Single by King Von

from the album Levon James
- Released: November 16, 2019
- Genre: Hip hop; drill;
- Length: 2:00
- Label: Only the Family; Empire;
- Songwriters: Dayvon Bennett; Darrel Jackson;
- Producer: Chopsquad DJ

King Von singles chronology
| "Crazy Story, Pt. 3" (2019) | "2 A.M." (2019) | "Rollin" (2020) |

Music video
- "2 A.M." on YouTube

= 2 A.M. (King Von song) =

2019 single by King Von

"2 A.M." is a song by American rapper King Von. It is the fourth track and first single from his second mixtape Levon James from 2020. The song was released on November 16, 2019. and it was produced and written in collaboration with Chopsquad DJ.

==Composition==
"2 A.M." by King Von is a compelling narrative that delves into the realities of life in Chicago's South Side. The song vividly portrays the experiences one might encounter while navigating the streets during the late hours. The song stays true to the traditional drill sound, with a menacing instrumental, which let Von deliver his verses with an intense fervor, embodying a sense of vengeance and determination. It encapsulates the raw essence of urban life, particularly highlighting the tensions and conflicts present in gang-ridden neighborhoods.
In the song's hook, Bennett vividly narrates the experience of leaving the club at 2 a.m. only to encounter rival gang members outside. His lyrics paint a gritty picture of the streets, with lines like "It's 2 a.m., we leavin' the club/ Heard the opps outside," capturing the tension and danger of the situation. The refrain "Did 'em dirty now it's hot outside" further emphasizes the retaliation and consequences that follow such encounters.

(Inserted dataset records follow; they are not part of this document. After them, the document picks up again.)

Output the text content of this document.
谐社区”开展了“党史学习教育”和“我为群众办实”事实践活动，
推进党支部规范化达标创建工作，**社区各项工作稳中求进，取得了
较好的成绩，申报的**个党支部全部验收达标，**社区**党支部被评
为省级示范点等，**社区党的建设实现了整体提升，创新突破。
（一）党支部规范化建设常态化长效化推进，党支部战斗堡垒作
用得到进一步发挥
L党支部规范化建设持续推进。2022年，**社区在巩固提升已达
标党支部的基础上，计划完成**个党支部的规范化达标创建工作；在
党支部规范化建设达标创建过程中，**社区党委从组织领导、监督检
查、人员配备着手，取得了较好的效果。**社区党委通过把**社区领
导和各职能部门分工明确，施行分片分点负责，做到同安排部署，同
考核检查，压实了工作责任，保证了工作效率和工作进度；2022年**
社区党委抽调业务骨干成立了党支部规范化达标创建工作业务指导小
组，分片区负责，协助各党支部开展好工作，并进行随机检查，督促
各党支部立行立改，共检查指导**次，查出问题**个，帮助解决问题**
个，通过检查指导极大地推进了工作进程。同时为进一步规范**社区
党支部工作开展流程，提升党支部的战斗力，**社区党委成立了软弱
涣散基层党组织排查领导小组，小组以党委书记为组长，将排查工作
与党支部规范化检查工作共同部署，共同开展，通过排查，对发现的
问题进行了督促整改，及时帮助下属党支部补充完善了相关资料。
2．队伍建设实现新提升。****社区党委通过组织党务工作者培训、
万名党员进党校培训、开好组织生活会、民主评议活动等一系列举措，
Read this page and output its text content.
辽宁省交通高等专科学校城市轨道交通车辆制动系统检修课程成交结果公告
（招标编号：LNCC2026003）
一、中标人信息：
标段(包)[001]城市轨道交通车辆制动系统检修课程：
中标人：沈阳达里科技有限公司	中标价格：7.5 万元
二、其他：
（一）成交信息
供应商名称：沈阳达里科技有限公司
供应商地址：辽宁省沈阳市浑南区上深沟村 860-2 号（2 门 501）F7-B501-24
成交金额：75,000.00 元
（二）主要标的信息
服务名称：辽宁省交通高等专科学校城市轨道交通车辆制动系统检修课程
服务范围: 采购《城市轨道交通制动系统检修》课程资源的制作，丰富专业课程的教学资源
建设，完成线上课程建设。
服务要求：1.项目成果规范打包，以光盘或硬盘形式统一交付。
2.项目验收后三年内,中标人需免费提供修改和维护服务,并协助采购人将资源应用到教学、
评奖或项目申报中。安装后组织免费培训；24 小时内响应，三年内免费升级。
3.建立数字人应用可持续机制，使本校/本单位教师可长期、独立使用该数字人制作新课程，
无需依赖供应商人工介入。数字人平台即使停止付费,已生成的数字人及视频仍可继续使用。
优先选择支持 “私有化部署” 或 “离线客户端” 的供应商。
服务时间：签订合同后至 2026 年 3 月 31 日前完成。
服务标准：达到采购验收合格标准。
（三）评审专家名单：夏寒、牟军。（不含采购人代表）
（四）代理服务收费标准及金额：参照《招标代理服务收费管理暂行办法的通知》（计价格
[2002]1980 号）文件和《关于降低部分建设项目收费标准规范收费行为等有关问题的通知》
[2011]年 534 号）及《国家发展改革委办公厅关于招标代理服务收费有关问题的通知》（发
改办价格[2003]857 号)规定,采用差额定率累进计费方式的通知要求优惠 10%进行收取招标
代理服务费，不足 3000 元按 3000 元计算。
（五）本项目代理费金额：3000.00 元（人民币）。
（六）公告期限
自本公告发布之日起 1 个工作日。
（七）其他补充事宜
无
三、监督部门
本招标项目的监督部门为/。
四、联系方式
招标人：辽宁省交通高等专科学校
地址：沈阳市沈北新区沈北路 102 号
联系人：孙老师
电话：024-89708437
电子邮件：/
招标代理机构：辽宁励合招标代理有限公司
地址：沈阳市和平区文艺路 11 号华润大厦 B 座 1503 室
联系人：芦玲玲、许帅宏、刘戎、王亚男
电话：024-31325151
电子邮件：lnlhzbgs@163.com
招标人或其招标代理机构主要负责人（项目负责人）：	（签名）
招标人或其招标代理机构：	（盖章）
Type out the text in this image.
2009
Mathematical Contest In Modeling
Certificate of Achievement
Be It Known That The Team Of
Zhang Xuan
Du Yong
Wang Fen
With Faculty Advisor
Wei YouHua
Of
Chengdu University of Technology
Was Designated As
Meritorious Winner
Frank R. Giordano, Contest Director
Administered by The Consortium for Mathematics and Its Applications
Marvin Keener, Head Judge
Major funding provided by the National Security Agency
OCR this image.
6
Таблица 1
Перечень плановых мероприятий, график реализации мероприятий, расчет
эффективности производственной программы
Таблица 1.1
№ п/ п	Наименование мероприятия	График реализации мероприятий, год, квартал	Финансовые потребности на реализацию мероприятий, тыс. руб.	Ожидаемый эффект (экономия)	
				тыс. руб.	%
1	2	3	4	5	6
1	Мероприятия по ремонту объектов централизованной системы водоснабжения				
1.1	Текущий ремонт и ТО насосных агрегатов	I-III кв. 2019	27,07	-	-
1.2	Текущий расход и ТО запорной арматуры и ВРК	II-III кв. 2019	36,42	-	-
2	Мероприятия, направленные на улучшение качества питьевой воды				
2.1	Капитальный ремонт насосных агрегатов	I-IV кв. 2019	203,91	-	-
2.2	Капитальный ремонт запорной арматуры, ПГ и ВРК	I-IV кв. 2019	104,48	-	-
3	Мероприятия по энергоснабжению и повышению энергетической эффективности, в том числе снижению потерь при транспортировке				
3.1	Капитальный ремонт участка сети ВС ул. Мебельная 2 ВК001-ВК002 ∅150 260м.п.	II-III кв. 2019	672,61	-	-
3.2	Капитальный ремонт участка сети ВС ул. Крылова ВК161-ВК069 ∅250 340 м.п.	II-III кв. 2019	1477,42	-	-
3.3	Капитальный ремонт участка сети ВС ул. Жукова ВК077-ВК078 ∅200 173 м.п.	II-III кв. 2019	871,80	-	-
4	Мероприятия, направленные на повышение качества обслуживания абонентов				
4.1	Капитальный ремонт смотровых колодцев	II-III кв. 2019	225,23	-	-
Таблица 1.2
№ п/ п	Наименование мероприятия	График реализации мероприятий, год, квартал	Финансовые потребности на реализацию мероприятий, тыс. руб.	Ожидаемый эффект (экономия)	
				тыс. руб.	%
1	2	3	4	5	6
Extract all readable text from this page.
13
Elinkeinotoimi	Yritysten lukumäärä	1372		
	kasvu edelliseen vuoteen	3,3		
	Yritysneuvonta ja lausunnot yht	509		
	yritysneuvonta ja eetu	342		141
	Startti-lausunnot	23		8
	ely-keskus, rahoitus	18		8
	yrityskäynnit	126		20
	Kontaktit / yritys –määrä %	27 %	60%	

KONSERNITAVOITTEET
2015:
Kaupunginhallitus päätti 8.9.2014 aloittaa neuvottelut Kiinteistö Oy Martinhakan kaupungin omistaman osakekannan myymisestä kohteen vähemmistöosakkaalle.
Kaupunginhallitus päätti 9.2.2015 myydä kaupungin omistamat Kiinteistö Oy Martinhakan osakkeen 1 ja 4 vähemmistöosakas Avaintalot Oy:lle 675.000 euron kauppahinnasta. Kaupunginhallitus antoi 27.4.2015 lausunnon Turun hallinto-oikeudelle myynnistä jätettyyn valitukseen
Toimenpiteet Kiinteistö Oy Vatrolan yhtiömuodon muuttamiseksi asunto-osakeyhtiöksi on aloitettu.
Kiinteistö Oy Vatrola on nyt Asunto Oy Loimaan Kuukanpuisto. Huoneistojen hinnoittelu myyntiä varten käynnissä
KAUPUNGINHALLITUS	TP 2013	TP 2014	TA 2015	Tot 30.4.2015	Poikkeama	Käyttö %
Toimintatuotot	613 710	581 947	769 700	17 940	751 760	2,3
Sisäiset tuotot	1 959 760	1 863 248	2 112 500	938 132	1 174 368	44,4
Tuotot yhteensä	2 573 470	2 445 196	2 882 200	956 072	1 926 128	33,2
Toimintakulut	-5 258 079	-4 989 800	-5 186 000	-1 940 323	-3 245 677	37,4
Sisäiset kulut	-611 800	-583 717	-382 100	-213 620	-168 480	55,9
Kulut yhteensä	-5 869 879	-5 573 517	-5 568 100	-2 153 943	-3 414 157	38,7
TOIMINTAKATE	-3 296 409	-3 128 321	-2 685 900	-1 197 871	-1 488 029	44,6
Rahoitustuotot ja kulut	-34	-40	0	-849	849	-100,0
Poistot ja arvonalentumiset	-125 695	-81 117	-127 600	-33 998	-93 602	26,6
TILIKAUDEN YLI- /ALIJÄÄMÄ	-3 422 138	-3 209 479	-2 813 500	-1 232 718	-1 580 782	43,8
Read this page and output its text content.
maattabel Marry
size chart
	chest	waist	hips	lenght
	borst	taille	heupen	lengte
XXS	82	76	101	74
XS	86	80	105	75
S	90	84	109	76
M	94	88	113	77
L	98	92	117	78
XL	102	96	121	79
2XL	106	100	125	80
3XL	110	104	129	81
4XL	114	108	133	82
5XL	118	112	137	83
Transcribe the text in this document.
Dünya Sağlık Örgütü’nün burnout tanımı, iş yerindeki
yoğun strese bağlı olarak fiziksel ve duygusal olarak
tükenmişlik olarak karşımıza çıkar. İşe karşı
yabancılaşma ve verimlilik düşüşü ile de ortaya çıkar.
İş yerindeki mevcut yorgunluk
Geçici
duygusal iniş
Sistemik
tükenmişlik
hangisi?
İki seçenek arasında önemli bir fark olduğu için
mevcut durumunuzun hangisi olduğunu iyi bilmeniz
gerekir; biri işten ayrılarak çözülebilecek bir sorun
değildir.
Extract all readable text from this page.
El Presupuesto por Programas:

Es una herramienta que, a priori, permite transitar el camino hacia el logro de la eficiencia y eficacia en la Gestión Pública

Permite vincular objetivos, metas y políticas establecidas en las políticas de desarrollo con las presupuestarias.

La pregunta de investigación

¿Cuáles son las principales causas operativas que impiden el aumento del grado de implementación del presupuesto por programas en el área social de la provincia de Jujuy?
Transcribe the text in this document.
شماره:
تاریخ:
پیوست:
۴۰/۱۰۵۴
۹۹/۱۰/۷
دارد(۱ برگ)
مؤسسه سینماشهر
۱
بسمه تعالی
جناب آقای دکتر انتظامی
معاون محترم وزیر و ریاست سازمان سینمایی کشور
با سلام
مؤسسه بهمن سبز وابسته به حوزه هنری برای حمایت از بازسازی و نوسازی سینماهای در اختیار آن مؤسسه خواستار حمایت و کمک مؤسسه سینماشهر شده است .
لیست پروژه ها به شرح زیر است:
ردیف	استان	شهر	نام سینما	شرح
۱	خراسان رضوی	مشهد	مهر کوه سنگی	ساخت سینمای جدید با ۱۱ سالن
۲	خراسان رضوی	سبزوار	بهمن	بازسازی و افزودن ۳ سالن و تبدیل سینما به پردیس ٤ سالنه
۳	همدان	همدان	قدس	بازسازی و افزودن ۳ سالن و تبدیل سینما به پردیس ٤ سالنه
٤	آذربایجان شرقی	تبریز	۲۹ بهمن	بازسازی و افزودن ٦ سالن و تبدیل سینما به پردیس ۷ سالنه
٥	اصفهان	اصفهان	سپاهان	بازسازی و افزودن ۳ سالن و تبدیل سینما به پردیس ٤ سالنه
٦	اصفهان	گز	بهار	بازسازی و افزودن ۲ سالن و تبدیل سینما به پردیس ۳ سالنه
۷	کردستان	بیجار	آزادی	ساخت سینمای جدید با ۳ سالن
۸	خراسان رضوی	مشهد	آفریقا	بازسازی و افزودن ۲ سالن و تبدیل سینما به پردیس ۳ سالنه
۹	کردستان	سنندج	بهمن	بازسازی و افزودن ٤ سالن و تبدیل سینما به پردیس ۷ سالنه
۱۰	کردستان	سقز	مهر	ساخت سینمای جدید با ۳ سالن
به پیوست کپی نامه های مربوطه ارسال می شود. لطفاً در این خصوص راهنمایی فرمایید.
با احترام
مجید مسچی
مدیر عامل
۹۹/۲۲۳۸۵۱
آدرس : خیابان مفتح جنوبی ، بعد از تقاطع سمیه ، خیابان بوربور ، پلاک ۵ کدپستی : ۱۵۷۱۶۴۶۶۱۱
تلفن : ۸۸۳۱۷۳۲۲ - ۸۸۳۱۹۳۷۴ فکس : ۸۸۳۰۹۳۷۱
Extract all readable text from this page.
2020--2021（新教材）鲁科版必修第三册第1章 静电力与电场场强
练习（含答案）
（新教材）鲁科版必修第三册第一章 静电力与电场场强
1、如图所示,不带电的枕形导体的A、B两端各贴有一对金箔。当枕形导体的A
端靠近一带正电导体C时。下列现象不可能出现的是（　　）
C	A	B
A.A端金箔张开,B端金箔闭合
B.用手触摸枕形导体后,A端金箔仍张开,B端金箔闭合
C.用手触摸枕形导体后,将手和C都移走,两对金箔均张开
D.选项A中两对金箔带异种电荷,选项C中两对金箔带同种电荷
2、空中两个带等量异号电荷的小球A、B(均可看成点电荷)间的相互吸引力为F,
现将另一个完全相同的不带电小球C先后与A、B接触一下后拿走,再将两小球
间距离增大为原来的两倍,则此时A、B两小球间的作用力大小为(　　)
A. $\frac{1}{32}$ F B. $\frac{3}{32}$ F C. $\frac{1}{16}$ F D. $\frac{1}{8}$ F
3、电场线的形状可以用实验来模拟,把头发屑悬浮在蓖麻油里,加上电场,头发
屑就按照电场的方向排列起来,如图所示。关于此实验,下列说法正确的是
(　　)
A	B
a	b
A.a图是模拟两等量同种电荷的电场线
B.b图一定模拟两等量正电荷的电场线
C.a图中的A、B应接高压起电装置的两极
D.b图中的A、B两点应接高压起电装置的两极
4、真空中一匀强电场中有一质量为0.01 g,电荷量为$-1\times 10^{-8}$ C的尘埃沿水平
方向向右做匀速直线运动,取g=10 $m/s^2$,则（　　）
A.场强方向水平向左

The song shares similar title and storytelling type of narrative with song "3 A.M", that's also contained on the same project Levon James.

==Music video==
The music video for "2 A.M." was released on November 16, 2019, on YouTube platform, three days prior to the official distribution of the song on streaming platforms, it was produced by Drewfilmedit. The visuals offers a captivating and vibrant visual representation of the song's narrative with Bennett and his friends as the main subjects of the music video.

==Critical reception==
David Crone of AllMusic commends "2 A.M." for its skillful execution of drill narratives over a stuttering beat. In his review, that's centered on the whole Levon James mixtape, Crone highlights King Von's ability to vividly depict urban realities, noting the song's captivating storytelling and relentless instrumental.